News Release

USTC achieved dynamic imaging of interfacial electrochemistry

Peer-Reviewed Publication

University of Science and Technology of China

The research team led by Prof. LIU Xianwei from the Department of Environmental Science and Engineering of University of Science and Technology of China (USTC) of the Chinese Academy of Science (CAS) has made progress in the dynamic imaging of interfacial electrochemistry. The results were published in Nature Communications under the title of "Dynamic Imaging of Interfacial Electrochemistry on Single Ag Nanowires by Azimuth-modulated Plasmonic Scattering Interferometry".

The catalytic conversion of pollutants is a pivotal technique in water pollution control. Investigating the dynamic changes of active sites in environmental catalytic materials during the pollutant conversion process is crucial for understanding the structure-activity relationship of these materials, deciphering the catalytic mechanism, and designing and developing new environmental catalysts. While there is significant interest among researchers in analyzing the active sites of nanomaterials, challenges persist in studying the dynamic progression of reactions at the interface of individual nanomaterials in mild aqueous environments.

In response to the aforementioned challenges, the research team developed a high-resolution plasmonic scattering interferometric imaging technique.
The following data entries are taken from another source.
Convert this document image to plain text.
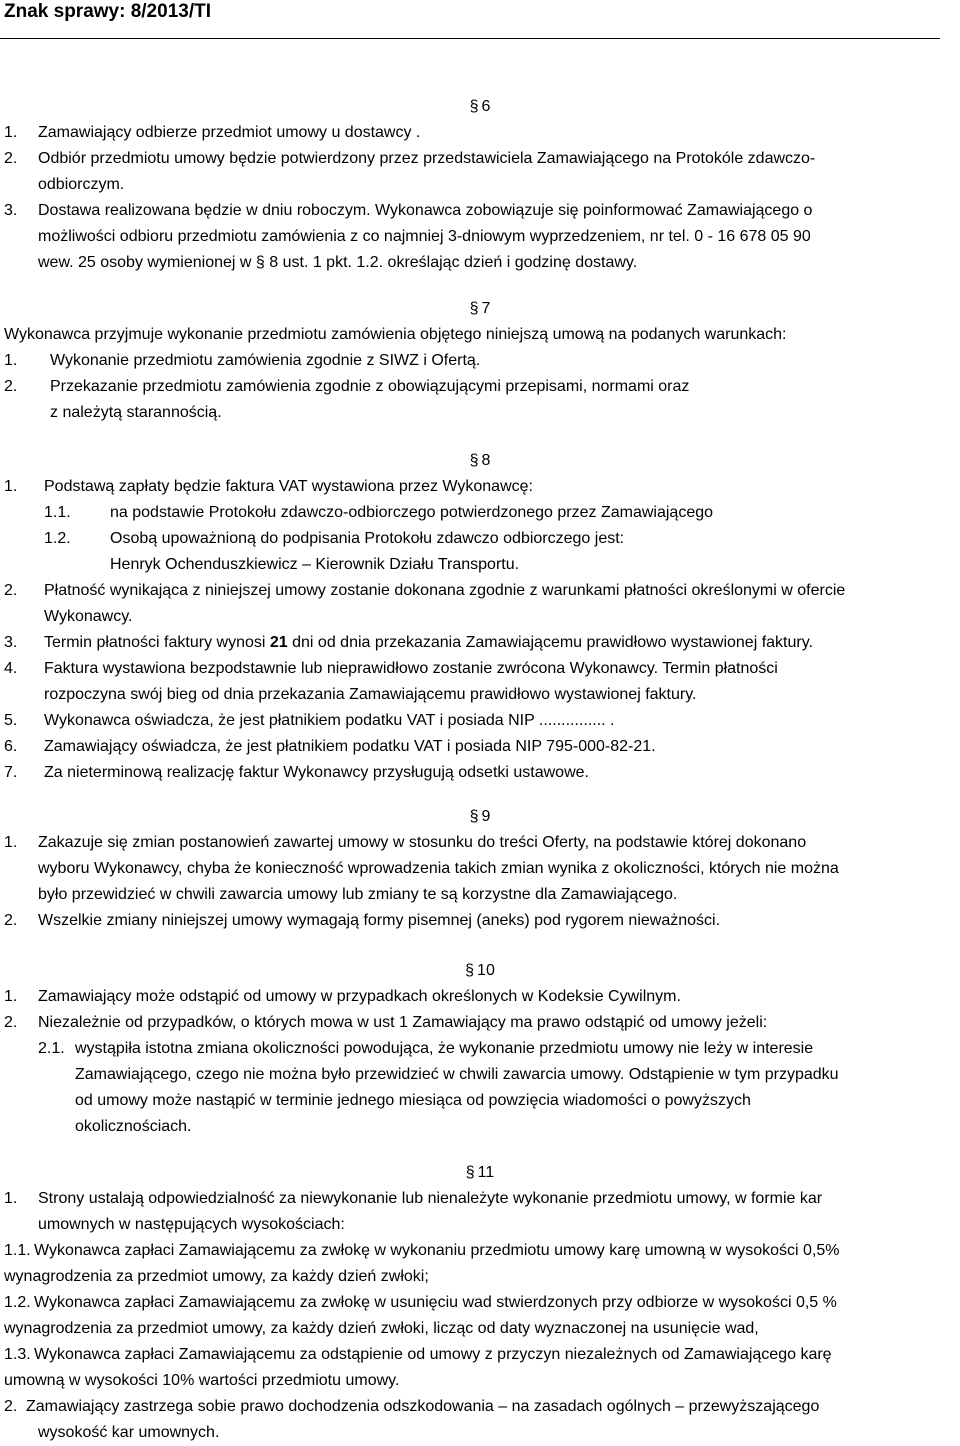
Znak sprawy: 8/2013/TI
§ 6
1. Zamawiający odbierze przedmiot umowy u dostawcy .
2. Odbiór przedmiotu umowy będzie potwierdzony przez przedstawiciela Zamawiającego na Protokóle zdawczo-
odbiorczym.
3. Dostawa realizowana będzie w dniu roboczym. Wykonawca zobowiązuje się poinformować Zamawiającego o
możliwości odbioru przedmiotu zamówienia z co najmniej 3-dniowym wyprzedzeniem, nr tel. 0 - 16 678 05 90
wew. 25 osoby wymienionej w § 8 ust. 1 pkt. 1.2. określając dzień i godzinę dostawy.
§ 7
Wykonawca przyjmuje wykonanie przedmiotu zamówienia objętego niniejszą umową na podanych warunkach:
1. Wykonanie przedmiotu zamówienia zgodnie z SIWZ i Ofertą.
2. Przekazanie przedmiotu zamówienia zgodnie z obowiązującymi przepisami, normami oraz
z należytą starannością.
§ 8
1. Podstawą zapłaty będzie faktura VAT wystawiona przez Wykonawcę:
1.1. na podstawie Protokołu zdawczo-odbiorczego potwierdzonego przez Zamawiającego
1.2. Osobą upoważnioną do podpisania Protokołu zdawczo odbiorczego jest:
Henryk Ochenduszkiewicz – Kierownik Działu Transportu.
2. Płatność wynikająca z niniejszej umowy zostanie dokonana zgodnie z warunkami płatności określonymi w ofercie
Wykonawcy.
3. Termin płatności faktury wynosi 21 dni od dnia przekazania Zamawiającemu prawidłowo wystawionej faktury.
4. Faktura wystawiona bezpodstawnie lub nieprawidłowo zostanie zwrócona Wykonawcy. Termin płatności
rozpoczyna swój bieg od dnia przekazania Zamawiającemu prawidłowo wystawionej faktury.
5. Wykonawca oświadcza, że jest płatnikiem podatku VAT i posiada NIP ............... .
6. Zamawiający oświadcza, że jest płatnikiem podatku VAT i posiada NIP 795-000-82-21.
7. Za nieterminową realizację faktur Wykonawcy przysługują odsetki ustawowe.
§ 9
1. Zakazuje się zmian postanowień zawartej umowy w stosunku do treści Oferty, na podstawie której dokonano
wyboru Wykonawcy, chyba że konieczność wprowadzenia takich zmian wynika z okoliczności, których nie można
było przewidzieć w chwili zawarcia umowy lub zmiany te są korzystne dla Zamawiającego.
2. Wszelkie zmiany niniejszej umowy wymagają formy pisemnej (aneks) pod rygorem nieważności.
§ 10
1. Zamawiający może odstąpić od umowy w przypadkach określonych w Kodeksie Cywilnym.
2. Niezależnie od przypadków, o których mowa w ust 1 Zamawiający ma prawo odstąpić od umowy jeżeli:
2.1. wystąpiła istotna zmiana okoliczności powodująca, że wykonanie przedmiotu umowy nie leży w interesie
Zamawiającego, czego nie można było przewidzieć w chwili zawarcia umowy. Odstąpienie w tym przypadku
od umowy może nastąpić w terminie jednego miesiąca od powzięcia wiadomości o powyższych
okolicznościach.
§ 11
1. Strony ustalają odpowiedzialność za niewykonanie lub nienależyte wykonanie przedmiotu umowy, w formie kar
umownych w następujących wysokościach:
1.1. Wykonawca zapłaci Zamawiającemu za zwłokę w wykonaniu przedmiotu umowy karę umowną w wysokości 0,5%
wynagrodzenia za przedmiot umowy, za każdy dzień zwłoki;
1.2. Wykonawca zapłaci Zamawiającemu za zwłokę w usunięciu wad stwierdzonych przy odbiorze w wysokości 0,5 %
wynagrodzenia za przedmiot umowy, za każdy dzień zwłoki, licząc od daty wyznaczonej na usunięcie wad,
1.3. Wykonawca zapłaci Zamawiającemu za odstąpienie od umowy z przyczyn niezależnych od Zamawiającego karę
umowną w wysokości 10% wartości przedmiotu umowy.
2. Zamawiający zastrzega sobie prawo dochodzenia odszkodowania – na zasadach ogólnych – przewyższającego
wysokość kar umownych.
By modulating the incident light, they effectively eliminated interference from reflected light, achieving surface plasmonic scattering interferometric imaging with high spatial resolution and robust anti-interference capabilities.

Taking the surface electrochemical reactions over silver as an example, the research team tracked in situ the dynamic electrochemical transformation process of a single silver nanowire in solution, spatially inscribed the distribution of the nanowire reaction, and provided key evidence to establish the relationship between the nanowire surface defects, reconfiguration, and reaction activity.

This label-free imaging analysis method can be integrated with techniques like electron microscopy to characterize the structure and chemical composition of nanomaterials. It offers an effective analytical method and technological platform for high-resolution in situ imaging of pollutant catalytic conversion dynamics and for deciphering their structure-activity relationships.